A anistia, portanto, é um bom indício para as
formas de relação da elite política com a ordem de 1988. Seus mais ferrenhos
defensores são aqueles que se organizam em torno de Jair Bolsonaro e podem, com
isso, ter suas performances e visões de mundo bem definidas pelo conceito de
bolsonarismo. Em que pese a boa dose de pragmatismo da tese da anistia
irrestrita para os envolvidos na tentativa de golpe, ela não se restringe a um
cálculo estratégico. Como em boa parte dos movimentos no mundo da política, crenças
e cálculos utilitários se misturam e a condicionam. Há algo na defesa da
anistia que transborda o medo da prisão ou o desejo de vantagens mais
imediatas. Parte desse excesso, revelador de crenças mais arraigadas, se mostra
na defesa que personagens da ultradireita que não pertencem ao campo
bolsonarista, como o Movimento Brasil Livre (MBL), fazem da medida.
A defesa da anistia funciona, neste caso,
como momento inicial de algo novo, o que desvela a apologia de uma ordem que
supere a organizada pela Constituição e, em muitos aspectos, a negue. A recusa
a 1988 passa por discursos distintos e tem justificativas diversas, que variam
de acordo com as linguagens políticas mais frequentemente conjugadas pelos
atores da ultradireita. Há, contudo, um núcleo comum, que identifica as mazelas
da ordem política a certa centralidade do conceito de igualdade, que limitaria
a liberdade, seja econômica ou religiosa, por meio da naturalização da
intervenção do Estado, do direito e da política na redução de desigualdades.

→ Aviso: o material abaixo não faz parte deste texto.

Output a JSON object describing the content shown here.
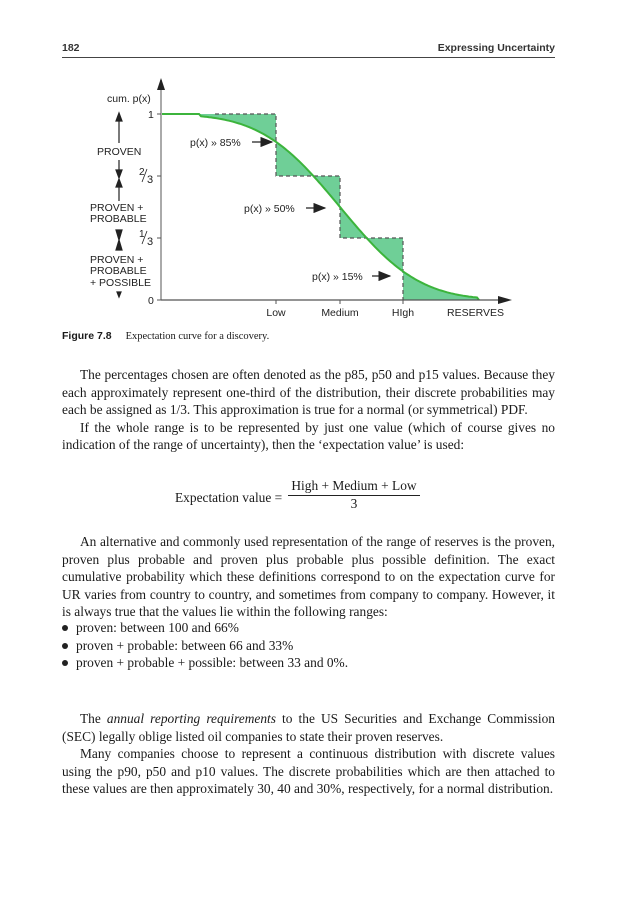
{
  "header": {
    "page_number": "182",
    "running_title": "Expressing Uncertainty"
  },
  "chart_data": {
    "type": "line",
    "ylabel": "cum. p(x)",
    "xlabel": "RESERVES",
    "y_ticks": [
      {
        "label": "1",
        "num": "",
        "den": ""
      },
      {
        "label": "",
        "num": "2",
        "den": "3"
      },
      {
        "label": "",
        "num": "1",
        "den": "3"
      },
      {
        "label": "0",
        "num": "",
        "den": ""
      }
    ],
    "y_values": [
      1,
      0.6667,
      0.3333,
      0
    ],
    "x_ticks": [
      "Low",
      "Medium",
      "HIgh"
    ],
    "step_levels": [
      1,
      0.6667,
      0.3333,
      0
    ],
    "curve_values_at_ticks": [
      0.85,
      0.5,
      0.15
    ],
    "annotations": [
      "p(x) » 85%",
      "p(x) » 50%",
      "p(x) » 15%"
    ],
    "category_labels": [
      [
        "PROVEN"
      ],
      [
        "PROVEN +",
        "PROBABLE"
      ],
      [
        "PROVEN +",
        "PROBABLE",
        "+ POSSIBLE"
      ]
    ],
    "colors": {
      "curve": "#3cb43c",
      "fill": "#6fcf97",
      "step": "#555555"
    }
  },
  "caption": {
    "label": "Figure 7.8",
    "text": "Expectation curve for a discovery."
  },
  "paragraphs": {
    "p1": "The percentages chosen are often denoted as the p85, p50 and p15 values. Because they each approximately represent one-third of the distribution, their discrete probabilities may each be assigned as 1/3. This approximation is true for a normal (or symmetrical) PDF.",
    "p2": "If the whole range is to be represented by just one value (which of course gives no indication of the range of uncertainty), then the ‘expectation value’ is used:",
    "p3": "An alternative and commonly used representation of the range of reserves is the proven, proven plus probable and proven plus probable plus possible definition. The exact cumulative probability which these definitions correspond to on the expectation curve for UR varies from country to country, and sometimes from company to company. However, it is always true that the values lie within the following ranges:",
    "p4_pre": "The ",
    "p4_em": "annual reporting requirements",
    "p4_post": " to the US Securities and Exchange Commission (SEC) legally oblige listed oil companies to state their proven reserves.",
    "p5": "Many companies choose to represent a continuous distribution with discrete values using the p90, p50 and p10 values. The discrete probabilities which are then attached to these values are then approximately 30, 40 and 30%, respectively, for a normal distribution."
  },
  "equation": {
    "lhs": "Expectation value =",
    "numerator": "High + Medium + Low",
    "denominator": "3"
  },
  "bullets": [
    "proven: between 100 and 66%",
    "proven + probable: between 66 and 33%",
    "proven + probable + possible: between 33 and 0%."
  ]
}
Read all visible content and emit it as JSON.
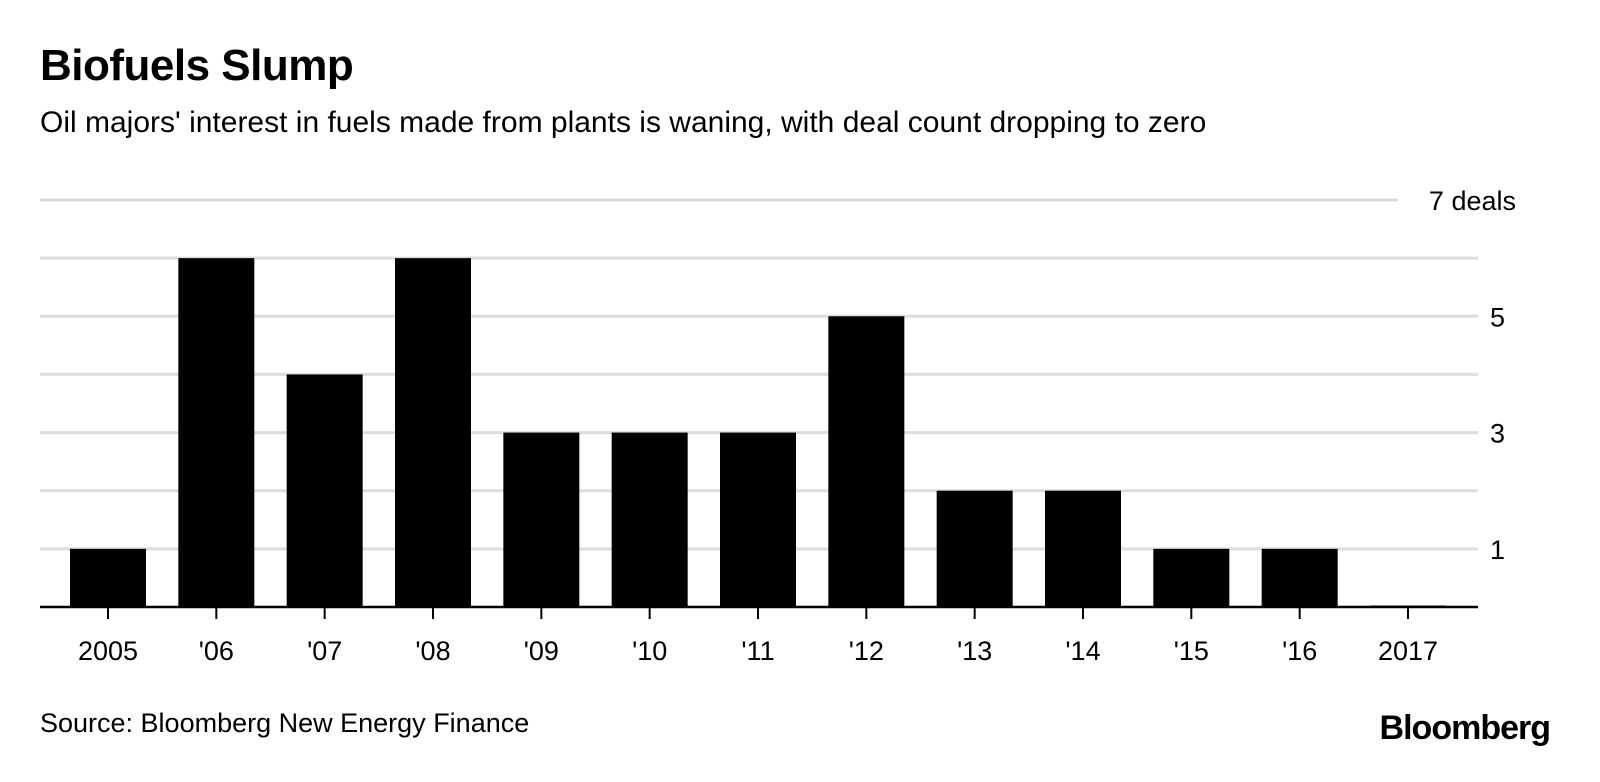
{
  "header": {
    "title": "Biofuels Slump",
    "subtitle": "Oil majors' interest in fuels made from plants is waning, with deal count dropping to zero"
  },
  "footer": {
    "source": "Source: Bloomberg New Energy Finance",
    "brand": "Bloomberg"
  },
  "colors": {
    "bar": "#000000",
    "grid": "#dddddd",
    "axis": "#000000"
  },
  "chart_data": {
    "type": "bar",
    "categories": [
      "2005",
      "'06",
      "'07",
      "'08",
      "'09",
      "'10",
      "'11",
      "'12",
      "'13",
      "'14",
      "'15",
      "'16",
      "2017"
    ],
    "values": [
      1,
      6,
      4,
      6,
      3,
      3,
      3,
      5,
      2,
      2,
      1,
      1,
      0
    ],
    "ylim": [
      0,
      7
    ],
    "y_ticks": [
      0,
      1,
      2,
      3,
      4,
      5,
      6,
      7
    ],
    "y_tick_labels": [
      "",
      "1",
      "",
      "3",
      "",
      "5",
      "",
      "7 deals"
    ],
    "grid": true,
    "y_axis_position": "right"
  }
}
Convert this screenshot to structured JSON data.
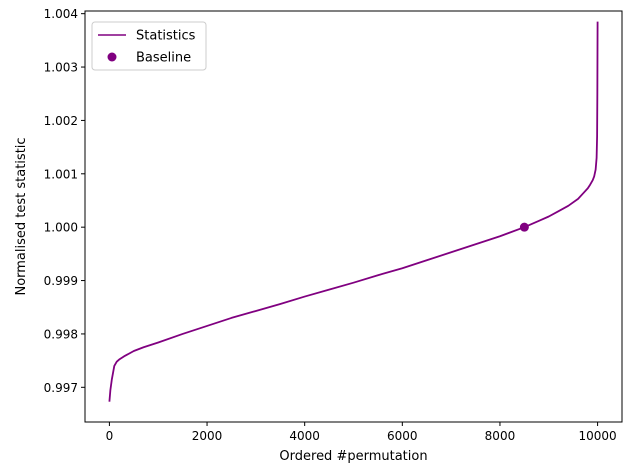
{
  "chart_data": {
    "type": "line",
    "title": "",
    "xlabel": "Ordered #permutation",
    "ylabel": "Normalised test statistic",
    "xlim": [
      -500,
      10500
    ],
    "ylim": [
      0.99635,
      1.00405
    ],
    "xticks": [
      0,
      2000,
      4000,
      6000,
      8000,
      10000
    ],
    "yticks": [
      0.997,
      0.998,
      0.999,
      1.0,
      1.001,
      1.002,
      1.003,
      1.004
    ],
    "ytick_labels": [
      "0.997",
      "0.998",
      "0.999",
      "1.000",
      "1.001",
      "1.002",
      "1.003",
      "1.004"
    ],
    "grid": false,
    "legend_position": "top-left",
    "series": [
      {
        "name": "Statistics",
        "color": "#800080",
        "kind": "line",
        "x": [
          0,
          20,
          50,
          80,
          100,
          150,
          200,
          300,
          500,
          700,
          1000,
          1500,
          2000,
          2500,
          3000,
          3500,
          4000,
          4500,
          5000,
          5500,
          6000,
          6500,
          7000,
          7500,
          8000,
          8500,
          8800,
          9000,
          9200,
          9400,
          9600,
          9700,
          9800,
          9850,
          9900,
          9930,
          9960,
          9980,
          9990,
          9995,
          10000
        ],
        "y": [
          0.99673,
          0.99695,
          0.99715,
          0.9973,
          0.9974,
          0.99748,
          0.99752,
          0.99758,
          0.99768,
          0.99775,
          0.99784,
          0.998,
          0.99815,
          0.9983,
          0.99843,
          0.99856,
          0.9987,
          0.99883,
          0.99896,
          0.9991,
          0.99923,
          0.99938,
          0.99953,
          0.99968,
          0.99983,
          1.0,
          1.00012,
          1.0002,
          1.0003,
          1.0004,
          1.00053,
          1.00063,
          1.00073,
          1.0008,
          1.00088,
          1.00095,
          1.00108,
          1.0013,
          1.0017,
          1.0025,
          1.00385
        ]
      },
      {
        "name": "Baseline",
        "color": "#800080",
        "kind": "point",
        "x": [
          8500
        ],
        "y": [
          1.0
        ]
      }
    ]
  }
}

Esse ordenamento seria ineficiente e imoral, como bem revela o predomínio das
esquerdas, grupo indefensável seja por sua depravação moral, seja por seus
equívocos políticos. Os sucessos do petismo nas eleições presidenciais são
lidos, portanto, como consequências dessa ordem e sintomas de seu colapso.

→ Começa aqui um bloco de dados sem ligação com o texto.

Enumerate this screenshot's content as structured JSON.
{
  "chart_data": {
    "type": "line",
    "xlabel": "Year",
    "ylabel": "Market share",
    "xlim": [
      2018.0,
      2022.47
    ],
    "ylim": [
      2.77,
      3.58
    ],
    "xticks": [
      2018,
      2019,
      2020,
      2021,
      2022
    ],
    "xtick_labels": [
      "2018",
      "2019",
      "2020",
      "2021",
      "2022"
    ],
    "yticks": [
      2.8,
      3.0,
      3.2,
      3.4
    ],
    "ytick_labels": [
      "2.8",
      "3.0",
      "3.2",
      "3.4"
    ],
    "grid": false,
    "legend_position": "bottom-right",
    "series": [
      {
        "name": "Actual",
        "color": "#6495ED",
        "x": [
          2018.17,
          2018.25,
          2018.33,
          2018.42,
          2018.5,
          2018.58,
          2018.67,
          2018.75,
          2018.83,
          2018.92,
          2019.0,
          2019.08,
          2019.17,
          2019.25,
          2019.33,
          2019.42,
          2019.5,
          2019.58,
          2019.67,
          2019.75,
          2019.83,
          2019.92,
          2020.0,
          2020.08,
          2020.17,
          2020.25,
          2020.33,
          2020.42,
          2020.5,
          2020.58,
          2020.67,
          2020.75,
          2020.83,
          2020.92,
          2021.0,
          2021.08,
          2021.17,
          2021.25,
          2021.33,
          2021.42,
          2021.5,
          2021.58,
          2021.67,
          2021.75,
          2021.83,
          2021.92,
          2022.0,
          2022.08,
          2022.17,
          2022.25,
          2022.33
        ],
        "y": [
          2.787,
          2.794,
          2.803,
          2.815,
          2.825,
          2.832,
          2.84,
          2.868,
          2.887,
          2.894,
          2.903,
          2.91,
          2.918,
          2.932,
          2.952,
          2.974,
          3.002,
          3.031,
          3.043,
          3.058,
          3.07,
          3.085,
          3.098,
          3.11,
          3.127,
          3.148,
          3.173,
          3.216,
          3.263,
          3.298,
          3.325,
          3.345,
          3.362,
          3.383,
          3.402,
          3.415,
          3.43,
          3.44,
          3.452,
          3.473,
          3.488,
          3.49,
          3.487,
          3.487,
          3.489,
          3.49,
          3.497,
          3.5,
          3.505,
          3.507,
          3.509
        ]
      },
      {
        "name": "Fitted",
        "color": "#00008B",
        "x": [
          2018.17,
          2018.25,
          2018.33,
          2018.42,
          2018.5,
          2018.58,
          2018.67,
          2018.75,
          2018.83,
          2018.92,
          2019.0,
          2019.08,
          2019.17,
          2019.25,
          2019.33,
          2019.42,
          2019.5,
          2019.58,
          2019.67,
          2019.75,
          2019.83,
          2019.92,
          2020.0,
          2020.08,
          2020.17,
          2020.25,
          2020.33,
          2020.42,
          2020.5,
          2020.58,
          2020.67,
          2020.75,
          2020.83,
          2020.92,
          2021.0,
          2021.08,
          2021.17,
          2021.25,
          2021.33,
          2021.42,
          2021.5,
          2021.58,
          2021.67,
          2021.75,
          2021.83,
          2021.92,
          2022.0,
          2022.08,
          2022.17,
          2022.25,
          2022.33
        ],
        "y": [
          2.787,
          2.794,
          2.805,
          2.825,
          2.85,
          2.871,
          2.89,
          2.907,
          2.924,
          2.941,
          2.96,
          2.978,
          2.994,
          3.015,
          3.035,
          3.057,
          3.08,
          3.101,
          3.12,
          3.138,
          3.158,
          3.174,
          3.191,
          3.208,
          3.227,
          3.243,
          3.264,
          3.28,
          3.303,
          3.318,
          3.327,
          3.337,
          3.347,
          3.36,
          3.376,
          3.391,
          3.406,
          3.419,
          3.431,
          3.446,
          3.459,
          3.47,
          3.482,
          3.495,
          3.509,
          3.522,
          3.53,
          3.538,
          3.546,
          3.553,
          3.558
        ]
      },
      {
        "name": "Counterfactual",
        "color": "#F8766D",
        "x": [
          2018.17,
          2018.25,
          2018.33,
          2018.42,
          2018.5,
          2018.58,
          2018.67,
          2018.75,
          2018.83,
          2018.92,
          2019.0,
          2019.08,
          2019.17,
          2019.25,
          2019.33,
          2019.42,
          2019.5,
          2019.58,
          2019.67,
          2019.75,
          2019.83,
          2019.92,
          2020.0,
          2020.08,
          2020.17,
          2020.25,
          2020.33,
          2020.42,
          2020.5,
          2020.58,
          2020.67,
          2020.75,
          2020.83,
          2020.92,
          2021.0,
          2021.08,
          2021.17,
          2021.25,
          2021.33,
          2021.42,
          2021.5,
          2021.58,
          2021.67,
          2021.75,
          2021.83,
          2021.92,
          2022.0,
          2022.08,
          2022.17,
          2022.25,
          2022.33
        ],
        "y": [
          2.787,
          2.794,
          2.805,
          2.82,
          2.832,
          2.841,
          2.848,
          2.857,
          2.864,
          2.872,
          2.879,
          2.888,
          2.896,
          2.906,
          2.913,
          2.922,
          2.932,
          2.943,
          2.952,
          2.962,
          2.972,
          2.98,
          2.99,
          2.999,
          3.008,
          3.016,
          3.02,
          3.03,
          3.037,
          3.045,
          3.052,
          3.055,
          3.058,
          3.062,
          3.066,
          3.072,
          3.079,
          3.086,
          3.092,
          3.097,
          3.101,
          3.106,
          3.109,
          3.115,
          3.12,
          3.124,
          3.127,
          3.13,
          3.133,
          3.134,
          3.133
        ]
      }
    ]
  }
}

Algumas interpretações sobre a crise
democrática brasileira, como as de André Singer e Marcos Nobre, expõem com
competência o uso das instituições pela ultradireita, assim como sua
reivindicação do conceito de democracia, mesmo que seja para negar seus atuais
pressupostos. Importantes nomes da teoria democrática, como Adam Przeworski,
indicam, por sua vez, um novo tipo de transição para o autoritarismo, bem
distinto dos velhos golpes de Estado que tinham como parte de sua estética a
presença ostensiva de tropas e aparatos militares nas ruas. As sugestões
revelam aspectos relevantes da ultradireita global e nacional, mas perdem parte
do cenário. Episódios como a invasão do Capitólio, o 8 de janeiro e a tentativa
de golpe na Coreia do Sul demonstram que há uma pluralidade de performances,
discursos e estratégias, não necessariamente marcados por um desejo de
coerência. Não são raras as defesas concomitantes de procedimentos
institucionais e de golpes à moda antiga, do direito e da força, de modo que,
na prática política, não estamos diante de alternativas excludentes.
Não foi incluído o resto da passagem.